Greene’s critical pedagogy vision encompasses 2 cornerstone of pedagogy, a need for communities pursuing common goals, and a significance of imaginative voices of artists in mankind’s dialogue. With these as a strong foundation, educators will have a means to surmount cultural barriers, violent aggression, student body disinterests in learning, and most importantly, fear of and dissatisfaction with public school systems. She pulls out an understanding that we hear quoted as a great slogan but few find ways to really embrace and carry out due to lack of support, time, and enough resources: It takes a community to raise a child!
This greatly relates to my pedagogy philosophy, establishing and enriching a community firstly in the classroom, where guardians and community members are welcomed, embraced, and needed to further cultivate the whole persons of the culture. Therefore, in teaching difficult topics, students must be informed of and helped to understand the need for all students in the classroom community, and especially those supporting us from the community (guardians, community helpers, tax payers, etc.).
This can be implemented in various ways, inviting community members, whose careers are directly related to the subject being taught (which I am looking into for my own topic), asking students to share about anyone they know may be whose lives are somehow involved in the subject, etc. Also, there is a need for classroom experiences and materials used throughout instruction and exploration, to be connected between relevant cultures in ways that inspire students for understanding and helping each other practice acceptance towards all peers.

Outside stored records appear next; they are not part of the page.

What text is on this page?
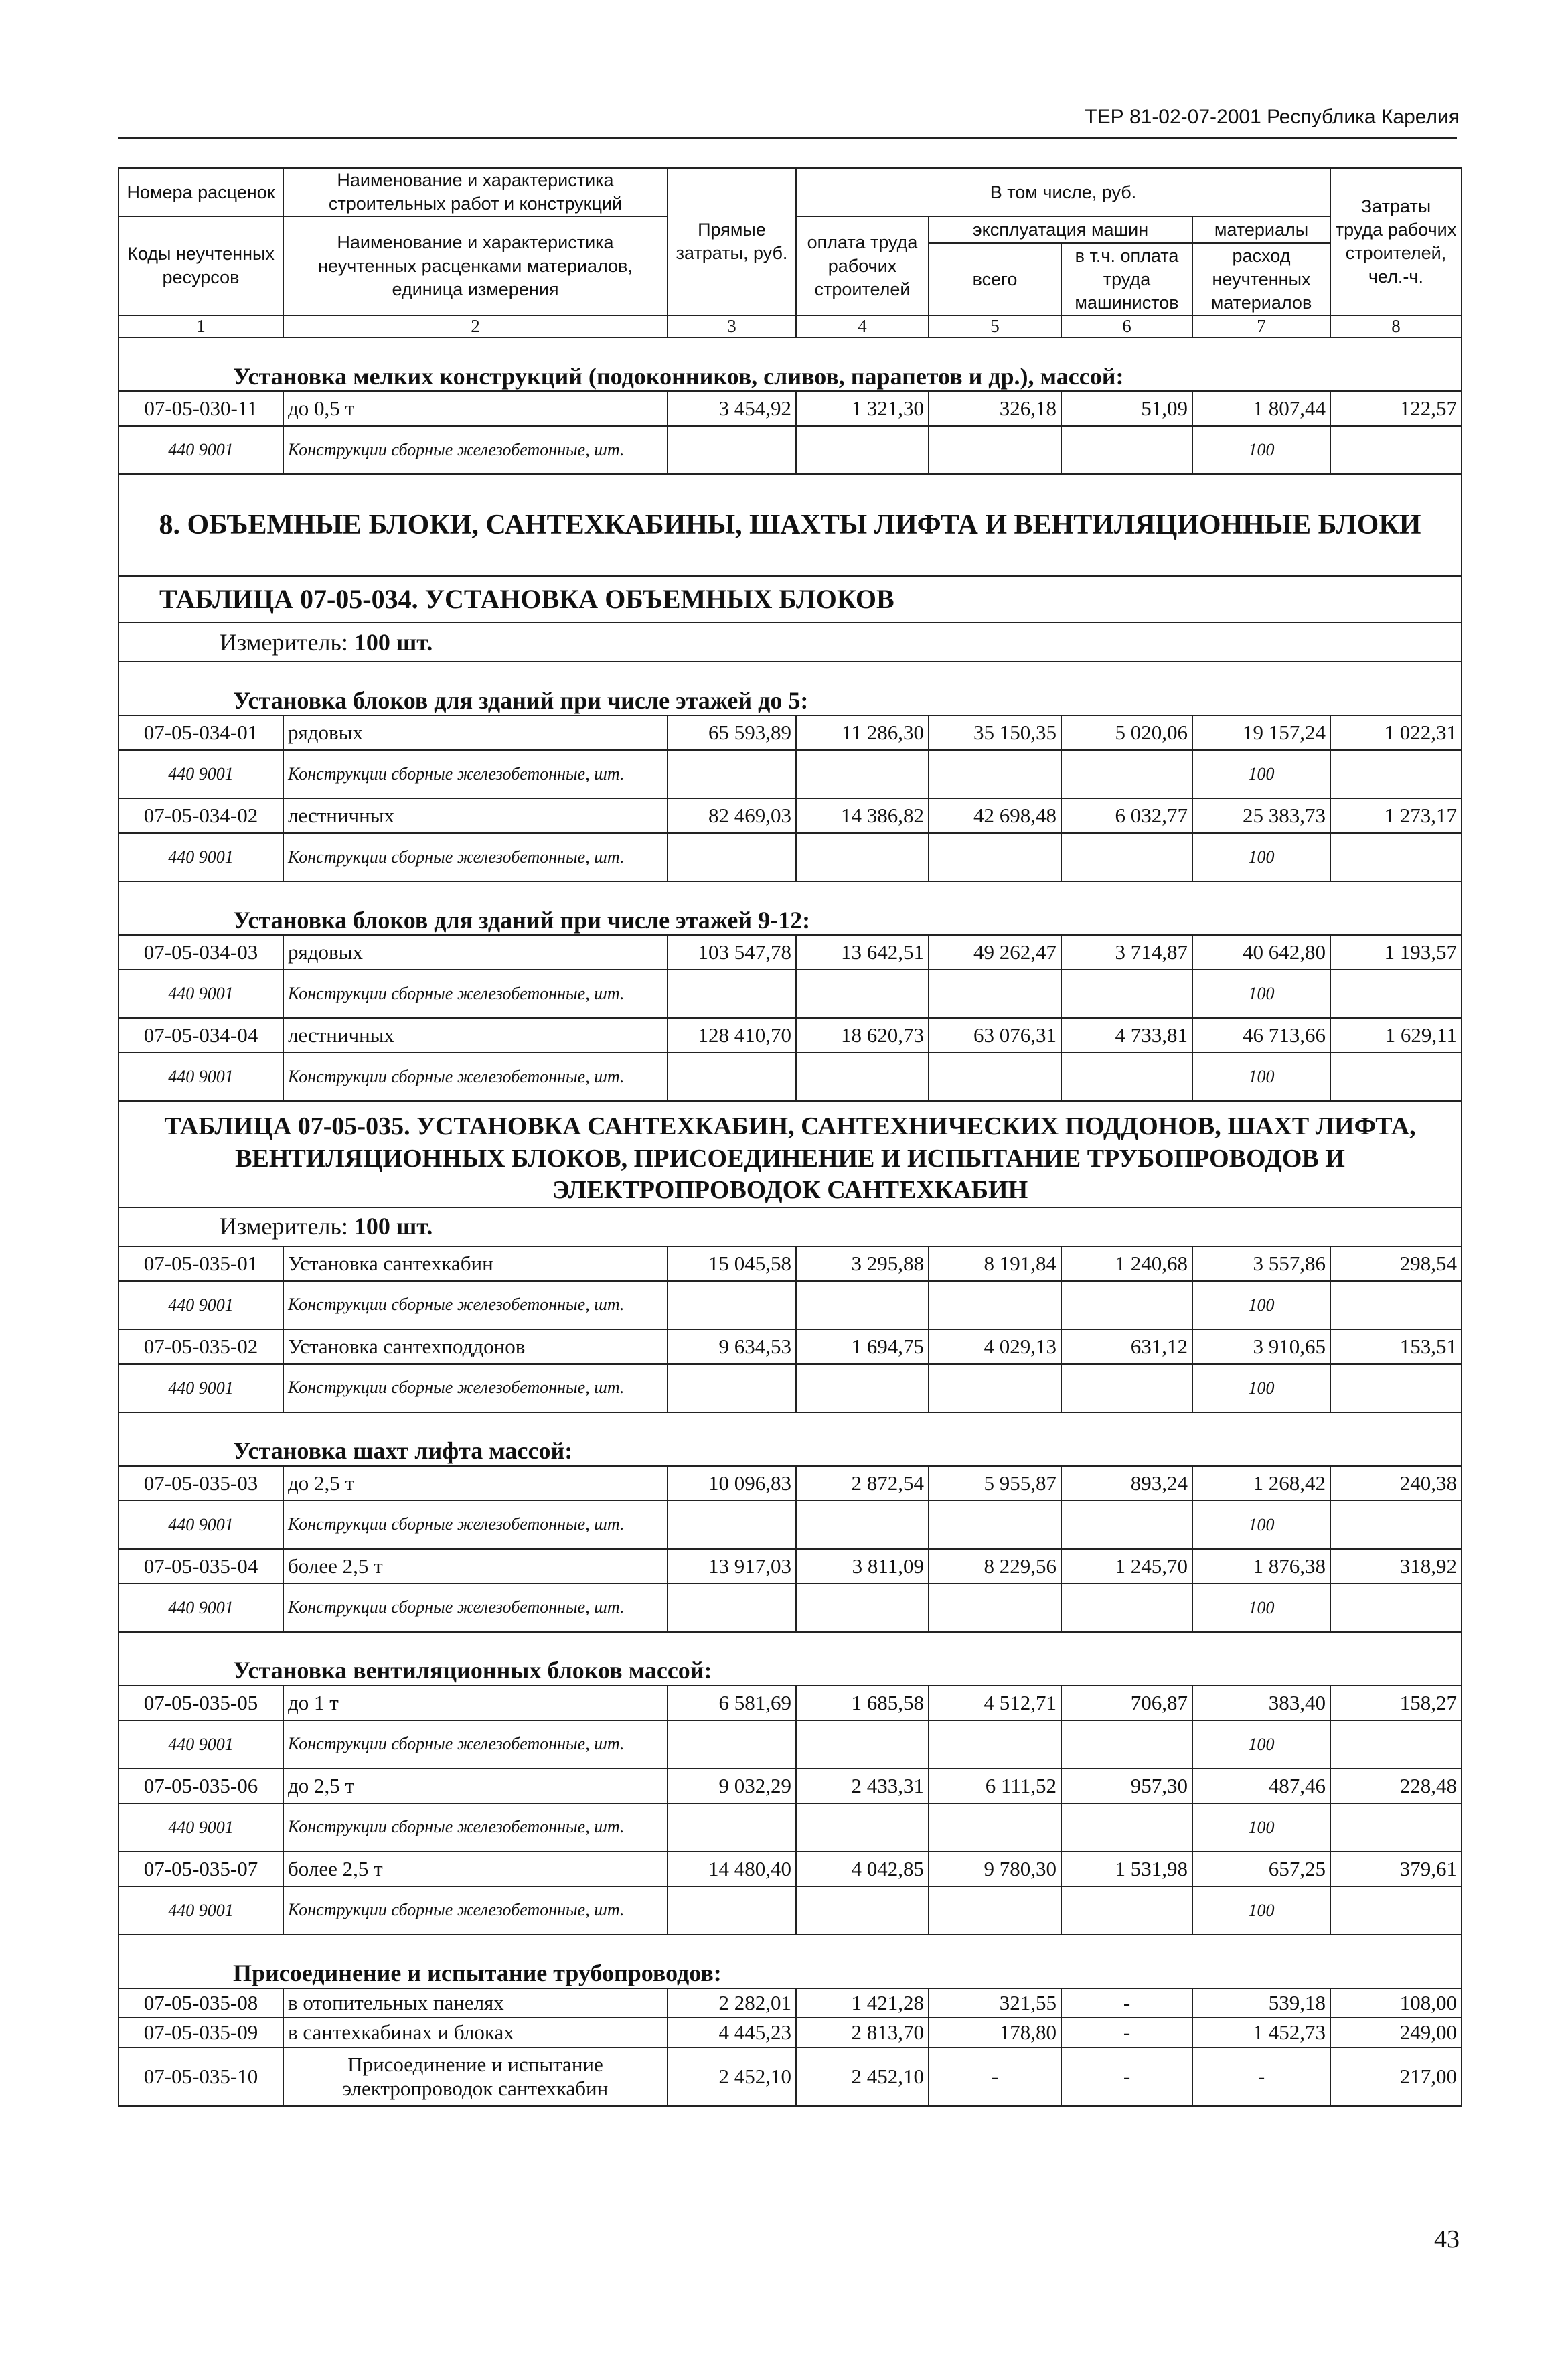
ТЕР 81-02-07-2001 Республика Карелия
Номера расценок	Наименование и характеристика строительных работ и конструкций	Прямые затраты, руб.	В том числе, руб.				Затраты труда рабочих строителей, чел.-ч.
Коды неучтенных ресурсов	Наименование и характеристика неучтенных расценками материалов, единица измерения		оплата труда рабочих строителей	эксплуатация машин		материалы	
				всего	в т.ч. оплата труда машинистов	расход неучтенных материалов	
1	2	3	4	5	6	7	8
Установка мелких конструкций (подоконников, сливов, парапетов и др.), массой:							
07-05-030-11	до 0,5 т	3 454,92	1 321,30	326,18	51,09	1 807,44	122,57
440 9001	Конструкции сборные железобетонные, шт.					100	
8. ОБЪЕМНЫЕ БЛОКИ, САНТЕХКАБИНЫ, ШАХТЫ ЛИФТА И ВЕНТИЛЯЦИОННЫЕ БЛОКИ							
ТАБЛИЦА 07-05-034. УСТАНОВКА ОБЪЕМНЫХ БЛОКОВ							
Измеритель: 100 шт.							
Установка блоков для зданий при числе этажей до 5:							
07-05-034-01	рядовых	65 593,89	11 286,30	35 150,35	5 020,06	19 157,24	1 022,31
440 9001	Конструкции сборные железобетонные, шт.					100	
07-05-034-02	лестничных	82 469,03	14 386,82	42 698,48	6 032,77	25 383,73	1 273,17
440 9001	Конструкции сборные железобетонные, шт.					100	
Установка блоков для зданий при числе этажей 9-12:							
07-05-034-03	рядовых	103 547,78	13 642,51	49 262,47	3 714,87	40 642,80	1 193,57
440 9001	Конструкции сборные железобетонные, шт.					100	
07-05-034-04	лестничных	128 410,70	18 620,73	63 076,31	4 733,81	46 713,66	1 629,11
440 9001	Конструкции сборные железобетонные, шт.					100	
ТАБЛИЦА 07-05-035. УСТАНОВКА САНТЕХКАБИН, САНТЕХНИЧЕСКИХ ПОДДОНОВ, ШАХТ ЛИФТА, ВЕНТИЛЯЦИОННЫХ БЛОКОВ, ПРИСОЕДИНЕНИЕ И ИСПЫТАНИЕ ТРУБОПРОВОДОВ И ЭЛЕКТРОПРОВОДОК САНТЕХКАБИН							
Измеритель: 100 шт.							
07-05-035-01	Установка сантехкабин	15 045,58	3 295,88	8 191,84	1 240,68	3 557,86	298,54
440 9001	Конструкции сборные железобетонные, шт.					100	
07-05-035-02	Установка сантехподдонов	9 634,53	1 694,75	4 029,13	631,12	3 910,65	153,51
440 9001	Конструкции сборные железобетонные, шт.					100	
Установка шахт лифта массой:							
07-05-035-03	до 2,5 т	10 096,83	2 872,54	5 955,87	893,24	1 268,42	240,38
440 9001	Конструкции сборные железобетонные, шт.					100	
07-05-035-04	более 2,5 т	13 917,03	3 811,09	8 229,56	1 245,70	1 876,38	318,92
440 9001	Конструкции сборные железобетонные, шт.					100	
Установка вентиляционных блоков массой:							
07-05-035-05	до 1 т	6 581,69	1 685,58	4 512,71	706,87	383,40	158,27
440 9001	Конструкции сборные железобетонные, шт.					100	
07-05-035-06	до 2,5 т	9 032,29	2 433,31	6 111,52	957,30	487,46	228,48
440 9001	Конструкции сборные железобетонные, шт.					100	
07-05-035-07	более 2,5 т	14 480,40	4 042,85	9 780,30	1 531,98	657,25	379,61
440 9001	Конструкции сборные железобетонные, шт.					100	
Присоединение и испытание трубопроводов:							
07-05-035-08	в отопительных панелях	2 282,01	1 421,28	321,55	-	539,18	108,00
07-05-035-09	в сантехкабинах и блоках	4 445,23	2 813,70	178,80	-	1 452,73	249,00
07-05-035-10	Присоединение и испытание электропроводок сантехкабин	2 452,10	2 452,10	-	-	-	217,00
43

Framework connected with Montessori Philosophy:
As Greene displays the changes over time in public schools and expectations thereof, she seems to point out the need for becoming more comprehensive to the true needs of the growing and diverse “newcomers” of each generation within our societies’ communities. Below is a group of comparisons that I have found of public schools verses Montessori schools. And although it seems impossible for these practices to take place in our red-tape public schools system, Greene seems to be pointing to a hope, and understanding of practical ways, to get their. The following are a list of descriptions of firstly Montessori schools practice verses their counterparts, public schools. I noticed how the Montessori portrayals seem to be similar towards the goals Greene is aiming (maybe not each, yet the idea/vision is clear):
- Advocate Divergent vs. Convergent
- Mixed age classes vs. Same age classes
- Seeing big picture vs. Task oriented
- Follow interests vs. “Cover” pre-determined curriculum
Some Montessori philosophies, which are difficult to implement into daily practice at traditional public schools, are as follows:
- Children who are at total liberty to interact with environment in their own way develop an innate self-discipline, love for order and natural curiosity
- When a child understands WHY s/he needs to learn something, s/he will then be ready for and love the learning process; the natural curiosity leads to what THAT CHILD needs to learn (self-paced/designed curriculum)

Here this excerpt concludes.